Run the demo script:
python PromptEngineering.py
The script will:
- Load the TinyLlama model
- Run through test questions(you can edit these to add your own questions)
- Display thinking process and generation time for each response
Initializing ThinkingLLM (this may take a moment)...
Test Type: general
Question: What makes a good leader?
- Understanding the question: What makes a good leader? - Breaking down key
components: Leadership, character, skills, and experience - Clarifying the
question: What makes a good leader who can inspire and motivate people? -
Providing a clear answer: A leader who has a strong character, a proven track
record of success, and a deep understanding of their team's needs. Example: A
company is looking for a new CEO. The CEO is asked, "What makes a good leader?"

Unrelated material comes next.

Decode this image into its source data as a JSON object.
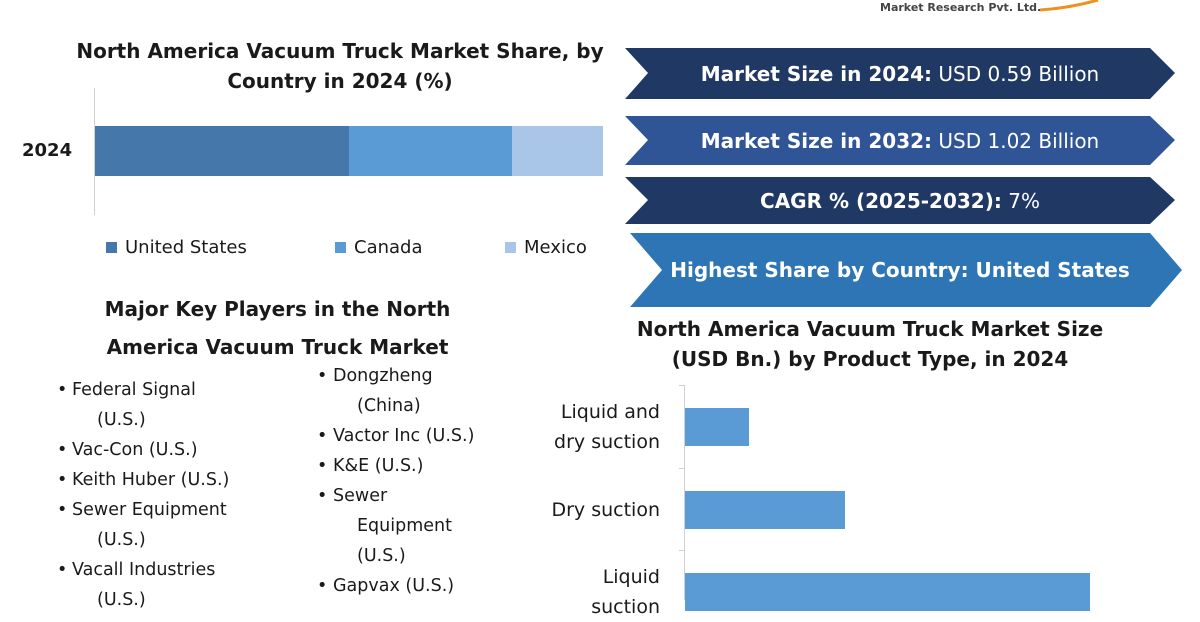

Breaking down key components: Leadership, character, skills, and experience 1.
Leadership: The CEO needs to have the ability to inspire and motivate their
team. They need to have a strong personality and be able to connect with their
team members on a personal level. 2. Character: The CEO needs to be a role
model for their team. They need to have strong values and a commitment to doing
what is right for their team. 3. Skills: The CEO needs to be able to lead their
team through complex challenges. They need to have a deep understanding of their
team's needs and be able to bring together the right resources to overcome
obstacles. 4. Experience: The CEO needs to have a proven track record of
success. They need to have experience in leading a successful team and in
developing and executing strategies. Clarifying the question: A leader who has
a strong character, a proven track record of success, and a deep understanding
of their team's needs. My answer: A leader who has a strong character, a proven
track record of success, and a deep understanding of their team's needs. This
includes having a strong personality, commitment to doing what is right for
their team, ability to lead their team through complex challenges, and proven
track record of success.
Generation time: 12.16 seconds
==========================================================
Press Enter for next test...
You can modify the thinking patterns in the generate_thinking_prompt method of the ThinkingLLM class.
The project uses:
- TinyLlama 1.1B Chat model
- PyTorch with CUDA support
- Hugging Face Transformers library
- Half-precision (FP16) for efficient memory usage
PromptEngineering.py: Main implementationcomparision_demo.py: Comparision Featurerequirements.txt: Required Python packagesREADME.md: Project documentationalice_analysis_...txt: Example test casecomparision_20...txt: Example cases with answers in prompt engineered and non-engineered responses.example_test_case.txt: a test run of PromptEngineering.py
- Recommended: 8GB+ VRAM for comfortable operation
- Response quality limited by model size (1.1B parameters)
- May require further prompt engineering for best results
- Generation times vary based on input complexity
- To ensure a significantly faster experience, needs specific compatible cuda and torch versions.